"Through The Looking Glass"

Through The Looking Glass by Lewis Carroll

This was fun, not quite as good as Alice in Wonderland, but fun nevertheless. With both of these books it felt like something was missing when I was reading them to myself. They need an audience. They need to be read aloud.

I was astonished at how much better these books are than the movies, cartoons, etc. that have been made from them. I loved the Johnny Depp "Alice" movie, but nothing I've seen captures the lightness of Carroll's writing. They have the quirkiness but miss that offhanded breeziness that makes the books so wonderful.

Another surprise was finding the passage that goes:

"'The time has come', the Walrus said, 'to talk of other things: of shoes - and ships - and sealing wax - of cabbages and kings...'" . 
I've been hearing and reading those words all my life and had no idea they came from this book.
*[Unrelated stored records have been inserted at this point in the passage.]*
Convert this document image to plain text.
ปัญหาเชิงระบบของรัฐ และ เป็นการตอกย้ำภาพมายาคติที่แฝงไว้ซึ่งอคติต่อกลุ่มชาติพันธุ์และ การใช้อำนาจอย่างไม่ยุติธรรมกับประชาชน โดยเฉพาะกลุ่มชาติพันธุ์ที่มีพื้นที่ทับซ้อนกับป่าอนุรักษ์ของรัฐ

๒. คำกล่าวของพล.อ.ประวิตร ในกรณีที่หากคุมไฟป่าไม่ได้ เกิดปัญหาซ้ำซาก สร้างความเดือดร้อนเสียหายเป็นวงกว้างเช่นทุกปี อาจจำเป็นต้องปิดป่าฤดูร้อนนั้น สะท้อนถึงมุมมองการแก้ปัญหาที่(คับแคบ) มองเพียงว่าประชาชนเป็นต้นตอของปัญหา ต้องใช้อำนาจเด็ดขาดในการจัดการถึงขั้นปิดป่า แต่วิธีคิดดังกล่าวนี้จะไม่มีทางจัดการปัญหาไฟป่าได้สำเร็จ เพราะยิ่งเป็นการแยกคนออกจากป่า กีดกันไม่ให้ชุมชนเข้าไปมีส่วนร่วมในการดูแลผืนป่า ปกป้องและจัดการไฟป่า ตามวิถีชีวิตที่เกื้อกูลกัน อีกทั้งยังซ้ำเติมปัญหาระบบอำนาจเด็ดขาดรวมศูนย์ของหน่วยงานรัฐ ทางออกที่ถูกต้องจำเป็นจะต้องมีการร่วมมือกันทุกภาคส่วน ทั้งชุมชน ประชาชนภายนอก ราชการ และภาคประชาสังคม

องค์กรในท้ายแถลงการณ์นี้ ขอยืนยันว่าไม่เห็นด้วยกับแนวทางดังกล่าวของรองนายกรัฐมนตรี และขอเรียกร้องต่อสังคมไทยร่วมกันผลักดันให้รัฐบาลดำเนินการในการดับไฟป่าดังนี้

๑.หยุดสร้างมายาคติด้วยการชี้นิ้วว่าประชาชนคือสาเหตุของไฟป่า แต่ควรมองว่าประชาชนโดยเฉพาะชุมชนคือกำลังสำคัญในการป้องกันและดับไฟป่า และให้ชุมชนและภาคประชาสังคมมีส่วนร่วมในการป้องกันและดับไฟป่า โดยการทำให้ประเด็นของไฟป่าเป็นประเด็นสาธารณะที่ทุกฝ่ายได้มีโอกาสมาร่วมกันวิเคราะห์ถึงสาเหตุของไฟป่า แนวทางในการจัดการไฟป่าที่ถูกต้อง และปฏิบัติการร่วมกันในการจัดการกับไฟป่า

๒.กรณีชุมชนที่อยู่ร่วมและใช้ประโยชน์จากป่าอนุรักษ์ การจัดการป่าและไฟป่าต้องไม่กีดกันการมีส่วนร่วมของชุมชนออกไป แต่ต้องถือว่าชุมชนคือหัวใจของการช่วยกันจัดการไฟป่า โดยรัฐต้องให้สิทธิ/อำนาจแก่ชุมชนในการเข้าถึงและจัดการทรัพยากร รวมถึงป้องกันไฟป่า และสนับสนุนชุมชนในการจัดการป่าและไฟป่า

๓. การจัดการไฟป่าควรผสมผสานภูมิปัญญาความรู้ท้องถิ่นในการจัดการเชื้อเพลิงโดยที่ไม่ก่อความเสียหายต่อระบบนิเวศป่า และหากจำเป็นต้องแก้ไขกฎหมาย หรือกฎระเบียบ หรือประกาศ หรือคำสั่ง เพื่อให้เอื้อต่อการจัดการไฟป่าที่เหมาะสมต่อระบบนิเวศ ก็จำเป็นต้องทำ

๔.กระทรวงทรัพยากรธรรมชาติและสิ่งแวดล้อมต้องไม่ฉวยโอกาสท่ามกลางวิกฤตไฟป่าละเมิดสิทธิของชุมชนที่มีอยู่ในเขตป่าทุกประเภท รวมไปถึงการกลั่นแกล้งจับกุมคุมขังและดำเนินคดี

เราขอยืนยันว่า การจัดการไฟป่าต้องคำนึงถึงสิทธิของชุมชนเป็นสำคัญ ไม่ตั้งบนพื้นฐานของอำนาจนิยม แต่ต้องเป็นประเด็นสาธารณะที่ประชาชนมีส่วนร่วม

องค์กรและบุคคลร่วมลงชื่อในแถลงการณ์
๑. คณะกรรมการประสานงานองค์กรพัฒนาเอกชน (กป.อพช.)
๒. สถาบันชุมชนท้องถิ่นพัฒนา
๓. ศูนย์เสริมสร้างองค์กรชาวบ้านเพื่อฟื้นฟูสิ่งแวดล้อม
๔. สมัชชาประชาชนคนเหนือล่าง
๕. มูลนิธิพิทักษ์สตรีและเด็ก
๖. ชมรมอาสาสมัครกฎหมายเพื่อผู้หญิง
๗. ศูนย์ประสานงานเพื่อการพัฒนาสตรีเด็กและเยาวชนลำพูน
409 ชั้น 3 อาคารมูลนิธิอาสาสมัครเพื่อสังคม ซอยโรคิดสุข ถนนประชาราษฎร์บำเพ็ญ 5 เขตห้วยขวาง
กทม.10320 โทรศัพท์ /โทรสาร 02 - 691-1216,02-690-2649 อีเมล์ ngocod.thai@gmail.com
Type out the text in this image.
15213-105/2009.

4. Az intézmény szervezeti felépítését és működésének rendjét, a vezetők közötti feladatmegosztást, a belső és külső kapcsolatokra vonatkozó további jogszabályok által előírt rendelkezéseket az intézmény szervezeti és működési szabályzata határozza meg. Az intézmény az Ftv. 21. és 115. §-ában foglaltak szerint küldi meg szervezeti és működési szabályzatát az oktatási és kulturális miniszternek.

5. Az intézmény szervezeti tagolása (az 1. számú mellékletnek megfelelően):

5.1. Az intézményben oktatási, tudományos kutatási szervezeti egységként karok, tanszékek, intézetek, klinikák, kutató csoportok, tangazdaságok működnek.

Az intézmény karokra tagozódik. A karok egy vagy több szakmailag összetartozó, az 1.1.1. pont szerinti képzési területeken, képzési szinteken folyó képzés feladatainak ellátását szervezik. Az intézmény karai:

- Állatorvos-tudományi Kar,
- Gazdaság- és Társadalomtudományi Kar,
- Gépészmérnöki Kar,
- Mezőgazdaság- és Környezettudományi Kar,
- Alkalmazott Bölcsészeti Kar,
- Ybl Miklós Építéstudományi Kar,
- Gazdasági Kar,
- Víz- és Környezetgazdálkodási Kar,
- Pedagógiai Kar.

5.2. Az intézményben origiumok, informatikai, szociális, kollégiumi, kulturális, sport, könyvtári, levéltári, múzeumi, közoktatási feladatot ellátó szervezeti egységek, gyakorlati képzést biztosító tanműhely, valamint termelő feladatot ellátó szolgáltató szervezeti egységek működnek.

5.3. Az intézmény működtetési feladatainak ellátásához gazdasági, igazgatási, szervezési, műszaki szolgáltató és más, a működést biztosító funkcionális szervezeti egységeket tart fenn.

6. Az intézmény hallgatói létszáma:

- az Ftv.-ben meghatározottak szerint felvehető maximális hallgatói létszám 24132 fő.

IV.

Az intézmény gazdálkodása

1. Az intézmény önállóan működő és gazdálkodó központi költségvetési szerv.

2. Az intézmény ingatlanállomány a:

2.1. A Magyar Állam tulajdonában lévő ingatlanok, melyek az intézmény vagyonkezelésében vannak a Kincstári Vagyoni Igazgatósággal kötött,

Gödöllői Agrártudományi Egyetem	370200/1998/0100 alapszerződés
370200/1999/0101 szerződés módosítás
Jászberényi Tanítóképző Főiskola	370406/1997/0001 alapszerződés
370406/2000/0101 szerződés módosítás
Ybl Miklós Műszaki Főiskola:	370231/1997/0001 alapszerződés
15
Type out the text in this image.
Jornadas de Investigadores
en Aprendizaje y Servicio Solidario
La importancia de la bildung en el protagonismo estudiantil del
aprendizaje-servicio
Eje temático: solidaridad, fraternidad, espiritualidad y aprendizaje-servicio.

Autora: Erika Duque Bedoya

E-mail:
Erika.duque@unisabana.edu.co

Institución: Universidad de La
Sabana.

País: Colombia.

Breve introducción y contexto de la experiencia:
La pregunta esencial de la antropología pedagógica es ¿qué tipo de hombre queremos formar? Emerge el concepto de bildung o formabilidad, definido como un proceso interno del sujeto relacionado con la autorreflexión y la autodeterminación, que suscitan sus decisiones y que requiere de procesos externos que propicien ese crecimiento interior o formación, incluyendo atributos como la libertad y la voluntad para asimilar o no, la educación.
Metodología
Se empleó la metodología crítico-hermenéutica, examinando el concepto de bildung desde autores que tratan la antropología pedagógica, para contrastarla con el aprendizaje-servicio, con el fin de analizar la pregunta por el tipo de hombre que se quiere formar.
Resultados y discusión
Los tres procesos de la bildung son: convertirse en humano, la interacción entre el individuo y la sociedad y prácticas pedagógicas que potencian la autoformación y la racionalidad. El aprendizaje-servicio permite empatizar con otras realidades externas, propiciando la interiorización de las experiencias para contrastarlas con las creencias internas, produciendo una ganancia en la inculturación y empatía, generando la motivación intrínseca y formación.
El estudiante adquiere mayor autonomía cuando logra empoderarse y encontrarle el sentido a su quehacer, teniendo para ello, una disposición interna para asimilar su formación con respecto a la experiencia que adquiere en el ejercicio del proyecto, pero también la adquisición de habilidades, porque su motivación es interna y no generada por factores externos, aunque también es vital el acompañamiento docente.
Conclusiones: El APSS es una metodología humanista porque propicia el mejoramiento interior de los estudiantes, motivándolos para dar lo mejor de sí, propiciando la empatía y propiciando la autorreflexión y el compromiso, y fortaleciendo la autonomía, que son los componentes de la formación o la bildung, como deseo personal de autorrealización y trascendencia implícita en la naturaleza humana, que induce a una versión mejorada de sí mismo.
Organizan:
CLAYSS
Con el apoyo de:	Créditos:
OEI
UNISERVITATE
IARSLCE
My favourite lines are the ones where Alice is talking to the White Queen about impossible things:   

"Alice laughed. 'There's no use trying'. she said. 'One can't believe impossible things.' 'I daresay you haven't had much practice,' said the Queen, 'When I was your age, I always did it for half-an-hour a day. Why, sometimes I've believed as many as six impossible things before breakfast.'" 

In the movie they gave someone else that line - one more reason not to trust movies made from a book until after you've read it.

I have to quote one more short verse; there are so many I loved:

"He said 'I hunt for haddock's eye
Among the heather bright,
And work them into waistcoat buttons
In the silent night.
And these I do not sell for gold
Or coin of silvery shine,
But for a copper halfpenny,
And that will purchase nine.'"

Is that not wonderful? If you haven't read this book, treat yourself today, and if you have, well treat yourself again. How can you possibly resist?